Indicazioni/1. Una polemica rivelatrice

Durante la scorsa settimana il sito internet di Tuttoscuola ha ospitato un vivace scambio di opinioni tra Claudio Gentili, direttore del settore Education di Confindustria, e Giorgio Israel, uno dei principali collaboratori del ministro Gelmini. Oggetto del contendere, al netto delle reciproche insofferenze, la filosofia alla quale si ispira la bozza di Indicazioni nazionali dei licei apprestata dalla cosiddetta “Cabina di regia”, la commissione ministeriale coordinata dal consigliere del ministro Max Bruschi.

Lo spunto per lo scambio di opinioni è stato fornito dal dibattito sulla bozza, promosso dal quotidiano online il sussidiario.net. Ha cominciato Gentili, che pur apprezzando il lavoro svolto dalla commissione ha osservato che “il limite più evidente di queste Indicazioni nazionali è immaginare che si possa tornare ai tempi in cui Berta filava e così superare la dilagante ignoranza dei ‘nativi digitali’“. Nel mirino di Gentili stava un certo ritorno al primato dei contenuti e delle conoscenze disciplinari che egli ravvisava nella bozza di Indicazioni, e che gli sembrava andare in direzione opposta a quella della “migliore ricerca pedagogica internazionale (che) tende sempre più a collegare discipline e competenze e a passare da una scuola della trasmissione delle conoscenze a una scuola che sviluppa l’apprendimento delle competenze“.
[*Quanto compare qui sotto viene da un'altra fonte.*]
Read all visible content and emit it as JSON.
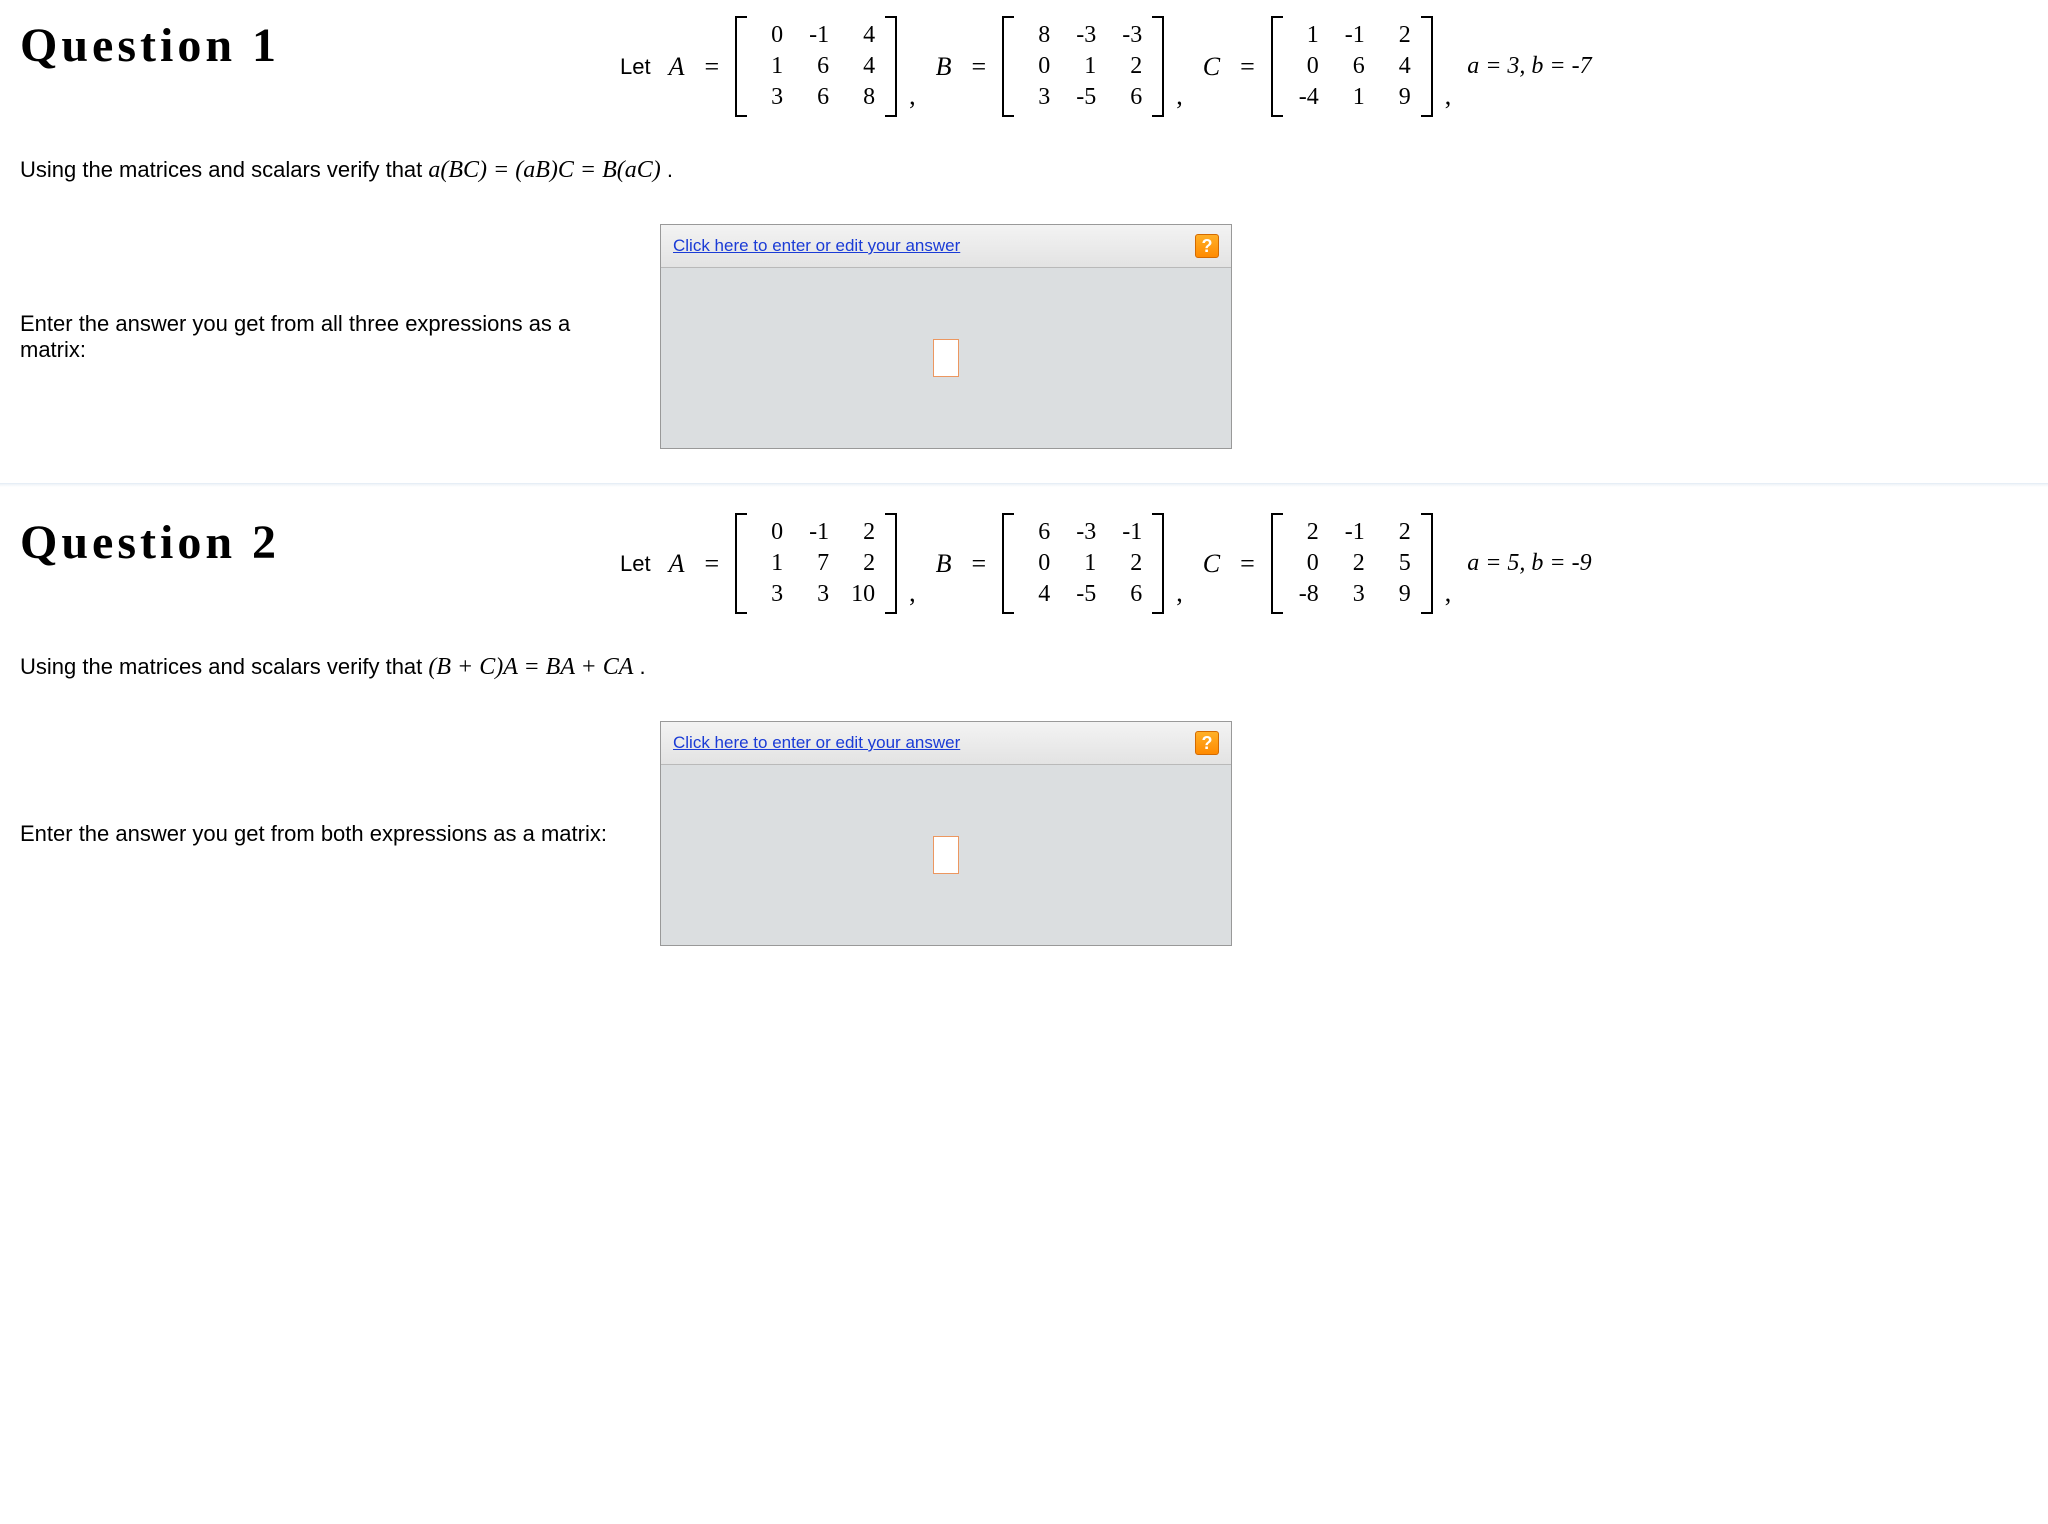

Ma è proprio al concetto di “competenza” che Israel rivolge una critica frontale, come d’altra parte fa da anni in articoli e libri. La considera teoreticamente oscura, ambigua, “non misurabile”, nella migliore delle ipotesi frutto di un approccio “empirico”, e quindi non utile, se non addirittura dannosa (una “chincaglieria mentale”) se considerata come il punto di approdo dei processi di insegnamento e apprendimento. Perciò respinge l’obiezione di Gentili alla bozza di Indicazioni, difendendone l’attuale impostazione, che considera la competenza come strettamente connessa al saldo e prioritario possesso delle conoscenze: “una teoria che non si accompagni alla capacità di applicarla e svilupparla è frutto di pessimo insegnamento“, sostiene, e d’altra parte “il successo della scienza occidentale sta proprio nell’aver preferito all’approccio empiristico il metodo sperimentale guidato dalla teoria“.